Cet argument se retourne, on peut le dire, contre ceux qui l’emploient. Si l’âge de la pierre avait eu la durée qu’ils lui attribuent, il serait inexplicable que les objets en pierre fussent aussi rares qu’ils le sont ; car, il faut se le rappeler, les objets de cette nature ne sont pas comme les instruments en métal, qui s’oxydent et disparaissent : ils subsistent indéfiniment ; même quand ils se brisent, les fragments en sont reconnaissables.

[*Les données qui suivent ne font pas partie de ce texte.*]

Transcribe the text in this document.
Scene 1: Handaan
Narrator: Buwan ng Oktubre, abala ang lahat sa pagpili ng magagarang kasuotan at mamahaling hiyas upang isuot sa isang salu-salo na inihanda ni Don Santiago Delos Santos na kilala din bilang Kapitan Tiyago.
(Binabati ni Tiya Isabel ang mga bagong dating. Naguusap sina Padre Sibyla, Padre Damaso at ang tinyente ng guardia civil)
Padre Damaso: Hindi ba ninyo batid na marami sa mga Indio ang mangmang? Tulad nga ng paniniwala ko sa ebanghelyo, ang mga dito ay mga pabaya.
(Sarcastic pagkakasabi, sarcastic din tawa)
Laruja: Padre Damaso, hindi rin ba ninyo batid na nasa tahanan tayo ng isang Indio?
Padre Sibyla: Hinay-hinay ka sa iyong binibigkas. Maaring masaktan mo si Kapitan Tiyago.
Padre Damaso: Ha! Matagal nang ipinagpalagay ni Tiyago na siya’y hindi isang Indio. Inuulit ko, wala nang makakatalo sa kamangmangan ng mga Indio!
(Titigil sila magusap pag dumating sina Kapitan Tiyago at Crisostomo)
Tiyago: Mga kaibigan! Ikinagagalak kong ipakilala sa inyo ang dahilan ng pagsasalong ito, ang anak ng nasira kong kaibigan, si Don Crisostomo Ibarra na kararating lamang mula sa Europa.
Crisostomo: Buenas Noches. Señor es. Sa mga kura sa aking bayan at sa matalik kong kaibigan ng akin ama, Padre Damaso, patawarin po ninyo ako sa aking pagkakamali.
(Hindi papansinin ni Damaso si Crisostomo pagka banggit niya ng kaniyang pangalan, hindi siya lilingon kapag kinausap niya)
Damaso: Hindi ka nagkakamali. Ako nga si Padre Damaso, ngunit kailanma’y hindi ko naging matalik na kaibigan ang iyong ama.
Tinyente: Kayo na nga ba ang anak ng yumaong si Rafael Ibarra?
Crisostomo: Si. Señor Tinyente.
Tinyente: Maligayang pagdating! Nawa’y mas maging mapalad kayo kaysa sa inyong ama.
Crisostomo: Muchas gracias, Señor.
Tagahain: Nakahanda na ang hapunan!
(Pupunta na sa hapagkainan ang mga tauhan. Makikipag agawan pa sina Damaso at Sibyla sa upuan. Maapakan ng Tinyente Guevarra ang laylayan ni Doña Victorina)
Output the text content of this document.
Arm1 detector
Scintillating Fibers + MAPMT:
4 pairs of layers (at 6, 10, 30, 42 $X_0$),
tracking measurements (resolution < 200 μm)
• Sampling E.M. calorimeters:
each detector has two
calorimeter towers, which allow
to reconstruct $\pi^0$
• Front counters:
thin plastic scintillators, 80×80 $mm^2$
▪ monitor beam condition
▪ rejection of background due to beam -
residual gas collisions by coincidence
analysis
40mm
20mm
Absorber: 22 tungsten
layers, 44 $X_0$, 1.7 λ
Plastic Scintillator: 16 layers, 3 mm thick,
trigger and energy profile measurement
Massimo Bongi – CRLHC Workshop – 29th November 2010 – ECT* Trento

Encore convient-il, si l’on veut avoir véritablement le mobilier de l’âge paléolithique ou quaternaire, d’éliminer un bon nombre d’armes ou d’outils en pierre qui doivent appartenir à l’âge historique. Il s’en faut, en effet, que l’usage de la pierre ait disparu avec l’apparition des métaux. Il s’est prolongé, pour ainsi dire, jusqu’à nos jours, même dans nos pays civilisés ; il serait facile d’en fournir des preuves empruntées à l’histoire et à l’archéologie. Tout instrument de pierre ne remonte donc pas nécessairement à l’âge de la pierre. Pour être autorisé à l’y rattacher, il faut que les conditions de gisement nous y invitent.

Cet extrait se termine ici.